Metabolism Matters!


Metabolism Matters!

Do you remember that the "It's Not About the Number on the Scales"  article mentions that the body chooses what to do with “excess”energy? It could indeed store it as fat, to be used in times of shortage, but it can also use it to generate heat or help build muscle or make you feel bouncy.

Bouncy is kind of good. That feeling where you are dancing around the kitchen, or powering up that hill, or just have that spring in your step. Where you have energy to spare, rather than just enough energy to scrape through your day, or maybe not even that much.

That’s what we’re aiming for, Thorny Roses. Energy to spare. Energy to thrive. Energy to smash the patriarchy. Or… insert your own goal here.

So we have to take in enough good nutrients. We need very little in terms of cream cakes (although a little of what you fancy, etc), but we do need plenty of fruit and vegetables and protein and fibre and good quality fats, and then we also need to MOVE so our body can do all the things that bodies need to do to keep healthy. Movement is critical to so many processes it’s almost like we were designed to be in motion. We’re not quite like those sharks that are “obligate ram ventilators”, who need to keep moving to receive oxygen through their gills, but we need to move, and we need to rest.

If we move too much and eat too little, as women we very much risk lowering our metabolic rate, putting our bodies into conservation mode, so that energy expenditure is minimised. This is an extraordinary thing, really, this thermogenic adaptation. It means that whereas before a certain activity would have needed a certain amount of energy, when the body is concerned about how much energy is being expended, it will spend less energy on that self-same activity.

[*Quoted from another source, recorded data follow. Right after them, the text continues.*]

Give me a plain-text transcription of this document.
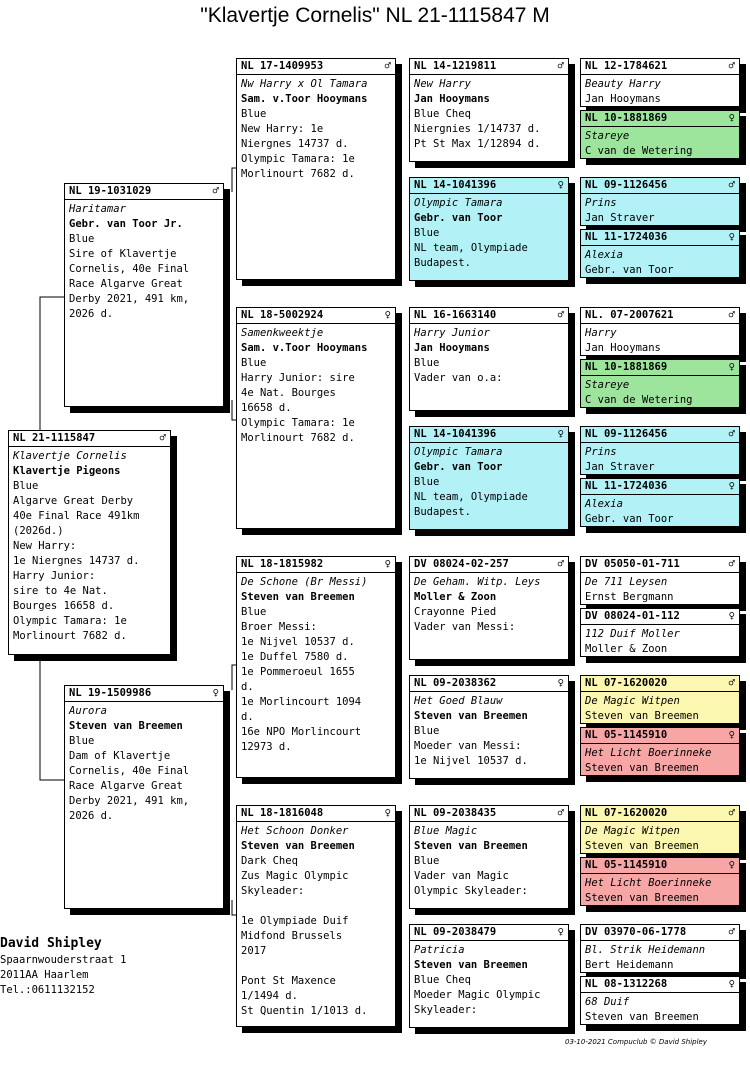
"Klavertje Cornelis" NL 21-1115847 M
NL 21-1115847	♂
Klavertje Cornelis
Klavertje Pigeons
Blue
Algarve Great Derby
40e Final Race 491km
(2026d.)
New Harry:
1e Niergnes 14737 d.
Harry Junior:
sire to 4e Nat.
Bourges 16658 d.
Olympic Tamara: 1e
Morlinourt 7682 d.
NL 19-1031029	♂
Haritamar
Gebr. van Toor Jr.
Blue
Sire of Klavertje
Cornelis, 40e Final
Race Algarve Great
Derby 2021, 491 km,
2026 d.
NL 19-1509986	♀
Aurora
Steven van Breemen
Blue
Dam of Klavertje
Cornelis, 40e Final
Race Algarve Great
Derby 2021, 491 km,
2026 d.
NL 17-1409953	♂
Nw Harry x Ol Tamara
Sam. v.Toor Hooymans
Blue
New Harry: 1e
Niergnes 14737 d.
Olympic Tamara: 1e
Morlinourt 7682 d.
NL 18-5002924	♀
Samenkweektje
Sam. v.Toor Hooymans
Blue
Harry Junior: sire
4e Nat. Bourges
16658 d.
Olympic Tamara: 1e
Morlinourt 7682 d.
NL 18-1815982	♀
De Schone (Br Messi)
Steven van Breemen
Blue
Broer Messi:
1e Nijvel 10537 d.
1e Duffel 7580 d.
1e Pommeroeul 1655
d.
1e Morlincourt 1094
d.
16e NPO Morlincourt
12973 d.
NL 18-1816048	♀
Het Schoon Donker
Steven van Breemen
Dark Cheq
Zus Magic Olympic
Skyleader:

1e Olympiade Duif
Midfond Brussels
2017

Pont St Maxence
1/1494 d.
St Quentin 1/1013 d.
NL 14-1219811	♂
New Harry
Jan Hooymans
Blue Cheq
Niergnies 1/14737 d.
Pt St Max 1/12894 d.
NL 14-1041396	♀
Olympic Tamara
Gebr. van Toor
Blue
NL team, Olympiade
Budapest.
NL 16-1663140	♂
Harry Junior
Jan Hooymans
Blue
Vader van o.a:
NL 14-1041396	♀
Olympic Tamara
Gebr. van Toor
Blue
NL team, Olympiade
Budapest.
DV 08024-02-257	♂
De Geham. Witp. Leys
Moller & Zoon
Crayonne Pied
Vader van Messi:
NL 09-2038362	♀
Het Goed Blauw
Steven van Breemen
Blue
Moeder van Messi:
1e Nijvel 10537 d.
NL 09-2038435	♂
Blue Magic
Steven van Breemen
Blue
Vader van Magic
Olympic Skyleader:
NL 09-2038479	♀
Patricia
Steven van Breemen
Blue Cheq
Moeder Magic Olympic
Skyleader:
NL 12-1784621	♂
Beauty Harry
Jan Hooymans
NL 10-1881869	♀
Stareye
C van de Wetering
NL 09-1126456	♂
Prins
Jan Straver
NL 11-1724036	♀
Alexia
Gebr. van Toor
NL. 07-2007621	♂
Harry
Jan Hooymans
NL 10-1881869	♀
Stareye
C van de Wetering
NL 09-1126456	♂
Prins
Jan Straver
NL 11-1724036	♀
Alexia
Gebr. van Toor
DV 05050-01-711	♂
De 711 Leysen
Ernst Bergmann
DV 08024-01-112	♀
112 Duif Moller
Moller & Zoon
NL 07-1620020	♂
De Magic Witpen
Steven van Breemen
NL 05-1145910	♀
Het Licht Boerinneke
Steven van Breemen
NL 07-1620020	♂
De Magic Witpen
Steven van Breemen
NL 05-1145910	♀
Het Licht Boerinneke
Steven van Breemen
DV 03970-06-1778	♂
Bl. Strik Heidemann
Bert Heidemann
NL 08-1312268	♀
68 Duif
Steven van Breemen
David Shipley
Spaarnwouderstraat 1
2011AA Haarlem
Tel.:0611132152
03-10-2021 Compuclub © David Shipley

How does it even do that? Doesn’t a certain activity just take a certain amount of energy? Apparently not. It’s as if when the body is confident there is plenty of energy coming in, it can splash it around a bit, be less efficient, like a Ferrari. When it isn’t confident it becomes the most fuel efficient vehicle on the market.

So, it can do an activity much more efficiently, and another way it can conserve energy is to dissuade you from doing very much at all. Since it’s the one that has to expend the energy, it can very strongly suggest that the sofa is a better option than the walk.

Another factor for women is the role of stress. And eating too little and exercising too vigorously are both a form of stress for the body. Cortisol, the stress hormone, will kick in and cause the breakdown of lean muscle mass, which is then converted into belly fat, because belly fat is active fat that produces a low quality oestrogen. This is particularly the case for menopausal and perimenopausal women, and it’s a sad case of following strategies that used to work (eat less, move more), to bad outcomes!

And it’s worth repeating - this happens to women, not men.

So paradoxically, sometimes the solution is eating more and resting more. This removes the two stressors (caloric insufficiency and exercise-induced stress), that cause the body to go into crisis mode, and provides the nutrients required to build rather than break down lean muscle mass, which is what we are after!

But this isn’t to say that eating our body weight in almond croissants whilst sat on the sofa is the right way. It’s about good amounts of frequent low level movement throughout the day. You know, the stuff you are doing daily as you work through the Thorny Rose exercises. It’s about eating reasonable amounts of the sorts of food that keep our blood sugar stable and our gut microbiome thriving. And it’s about more vigorous exercise followed by actual rest. A day of light movement. A gentle walk. Some mobility work.

It’s also about getting enough sleep and keeping the other stressors of our lives at bay. Which is of course, easier said than done.